Con el paso de los años, llegó la adolescencia, y yo imitaba los comportamientos de los prepúberes a pies juntillas. Qué fácil es pasar desapercibido, me solía repetir interiormente cuando expresaba un presunto flechazo por alguien o dibujaba corazones con iniciales dentro.

Mi etapa preferida era el verano. Había que elegir una víctima y declararte enamorado de ella durante los meses estivales hasta que llegara septiembre y la vuelta a las clases te permitiera olvidarla. Era tan sencillo el juego de la vacuidad...

Llegado ya a adulto, la sociedad esperaba de mí una pareja, y yo no estaba dispuesto a decepcionarla. Seleccioné con esmero la víctima, aunque no fue difícil, pues ahí también fingí un presunto flechazo, y seguí con atención todo el protocolo que tan estudiado tenía a mi alrededor: Cortejo, llantos de angustia por desesperación, declaración, primer beso... Todo salió a pedir de boca, incluso llegué a creer, no sin cierta ingenuidad, que me había curado del concepto que hoy quiero confesaros, mi incapacidad emocional.

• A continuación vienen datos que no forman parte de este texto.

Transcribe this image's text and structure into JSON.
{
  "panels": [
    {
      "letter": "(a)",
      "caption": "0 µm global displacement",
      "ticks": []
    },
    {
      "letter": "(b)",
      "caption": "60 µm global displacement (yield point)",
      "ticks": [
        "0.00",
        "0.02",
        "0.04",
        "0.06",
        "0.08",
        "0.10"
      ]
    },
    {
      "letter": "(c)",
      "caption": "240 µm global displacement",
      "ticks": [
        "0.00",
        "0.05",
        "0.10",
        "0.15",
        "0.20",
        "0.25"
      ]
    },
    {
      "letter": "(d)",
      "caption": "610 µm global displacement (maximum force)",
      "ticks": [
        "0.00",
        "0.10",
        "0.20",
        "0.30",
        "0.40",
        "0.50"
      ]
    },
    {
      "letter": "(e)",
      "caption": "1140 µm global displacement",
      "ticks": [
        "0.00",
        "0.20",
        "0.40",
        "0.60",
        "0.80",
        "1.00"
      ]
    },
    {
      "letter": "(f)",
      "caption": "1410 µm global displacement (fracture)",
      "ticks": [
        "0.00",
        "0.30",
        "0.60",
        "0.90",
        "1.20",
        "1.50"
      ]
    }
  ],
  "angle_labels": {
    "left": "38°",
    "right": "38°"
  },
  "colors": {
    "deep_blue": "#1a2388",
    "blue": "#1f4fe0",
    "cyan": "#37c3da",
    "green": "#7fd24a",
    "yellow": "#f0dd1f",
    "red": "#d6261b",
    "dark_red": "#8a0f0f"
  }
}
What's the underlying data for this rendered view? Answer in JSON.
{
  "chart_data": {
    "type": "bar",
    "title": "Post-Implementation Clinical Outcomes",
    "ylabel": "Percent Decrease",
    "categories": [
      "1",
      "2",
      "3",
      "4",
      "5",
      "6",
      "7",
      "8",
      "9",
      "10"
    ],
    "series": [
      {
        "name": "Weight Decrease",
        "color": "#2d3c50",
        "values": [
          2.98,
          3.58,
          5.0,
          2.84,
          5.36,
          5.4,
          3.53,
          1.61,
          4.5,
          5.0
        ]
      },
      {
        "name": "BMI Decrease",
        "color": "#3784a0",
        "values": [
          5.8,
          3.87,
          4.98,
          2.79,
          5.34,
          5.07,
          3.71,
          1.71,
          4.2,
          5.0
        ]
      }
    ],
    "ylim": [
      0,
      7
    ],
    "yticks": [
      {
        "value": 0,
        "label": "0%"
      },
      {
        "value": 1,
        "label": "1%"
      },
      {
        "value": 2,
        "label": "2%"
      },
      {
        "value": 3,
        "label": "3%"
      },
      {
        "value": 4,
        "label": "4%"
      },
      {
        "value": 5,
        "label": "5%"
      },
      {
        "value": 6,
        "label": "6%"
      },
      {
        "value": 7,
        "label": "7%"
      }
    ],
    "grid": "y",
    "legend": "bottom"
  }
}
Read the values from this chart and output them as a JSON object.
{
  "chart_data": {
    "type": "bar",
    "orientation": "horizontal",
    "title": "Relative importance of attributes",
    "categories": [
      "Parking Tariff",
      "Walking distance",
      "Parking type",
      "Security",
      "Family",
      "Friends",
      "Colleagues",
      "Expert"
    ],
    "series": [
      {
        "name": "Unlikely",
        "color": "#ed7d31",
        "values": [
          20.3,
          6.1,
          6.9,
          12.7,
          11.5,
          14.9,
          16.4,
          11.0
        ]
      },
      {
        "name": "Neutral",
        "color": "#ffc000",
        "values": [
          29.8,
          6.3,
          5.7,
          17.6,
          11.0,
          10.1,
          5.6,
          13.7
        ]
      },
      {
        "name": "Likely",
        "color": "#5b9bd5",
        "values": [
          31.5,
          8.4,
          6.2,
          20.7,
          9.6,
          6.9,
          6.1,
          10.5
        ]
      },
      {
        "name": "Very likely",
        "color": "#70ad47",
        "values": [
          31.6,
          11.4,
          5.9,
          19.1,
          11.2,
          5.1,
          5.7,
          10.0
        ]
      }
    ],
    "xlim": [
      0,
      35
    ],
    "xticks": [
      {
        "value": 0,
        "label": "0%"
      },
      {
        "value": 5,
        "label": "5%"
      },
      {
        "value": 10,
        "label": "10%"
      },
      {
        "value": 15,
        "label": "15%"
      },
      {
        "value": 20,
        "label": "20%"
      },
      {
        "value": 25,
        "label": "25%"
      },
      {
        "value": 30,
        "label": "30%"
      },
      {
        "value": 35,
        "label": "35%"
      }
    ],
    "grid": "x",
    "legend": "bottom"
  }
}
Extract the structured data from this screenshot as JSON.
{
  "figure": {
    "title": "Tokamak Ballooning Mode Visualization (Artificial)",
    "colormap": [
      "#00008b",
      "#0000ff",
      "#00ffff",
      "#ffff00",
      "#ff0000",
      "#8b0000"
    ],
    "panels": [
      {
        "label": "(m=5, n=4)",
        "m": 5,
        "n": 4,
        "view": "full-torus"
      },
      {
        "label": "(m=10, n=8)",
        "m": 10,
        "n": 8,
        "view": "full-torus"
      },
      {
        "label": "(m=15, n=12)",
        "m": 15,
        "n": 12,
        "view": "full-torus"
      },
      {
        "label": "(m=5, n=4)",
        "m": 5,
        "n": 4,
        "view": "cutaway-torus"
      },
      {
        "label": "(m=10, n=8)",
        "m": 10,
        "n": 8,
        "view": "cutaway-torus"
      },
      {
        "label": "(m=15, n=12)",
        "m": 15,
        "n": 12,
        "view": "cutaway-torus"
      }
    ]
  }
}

Tras algunos años felices (no hay que olvidar que la sociedad premia a los que siguen sus dictámenes) huí, bien lejos, donde pudiera empezar de cero, ya que empecé a creer que mi propia pareja me había descubierto y sólo el mero hecho de que se supiera que no era como el resto me aterrorizaba. Había llegado el momento de condenarme yo mismo al ostracismo. Incapacidad emocional rima con soledad. Son dos conceptos que van el uno con el otro. Y eso lo sabe quien lo padece.

Hoy me decido a escribir estas líneas como una llamada de socorro. El blog se titula "Mi terapia Psicológica: Camino hacia ninguna parte" y no es por casualidad. Quiero purgar este dolor que consiste precisamente en eso, en no sentirlo, y creo haber empezado la senda correcta para conseguirlo, el problema es que no sé a dónde me llevará.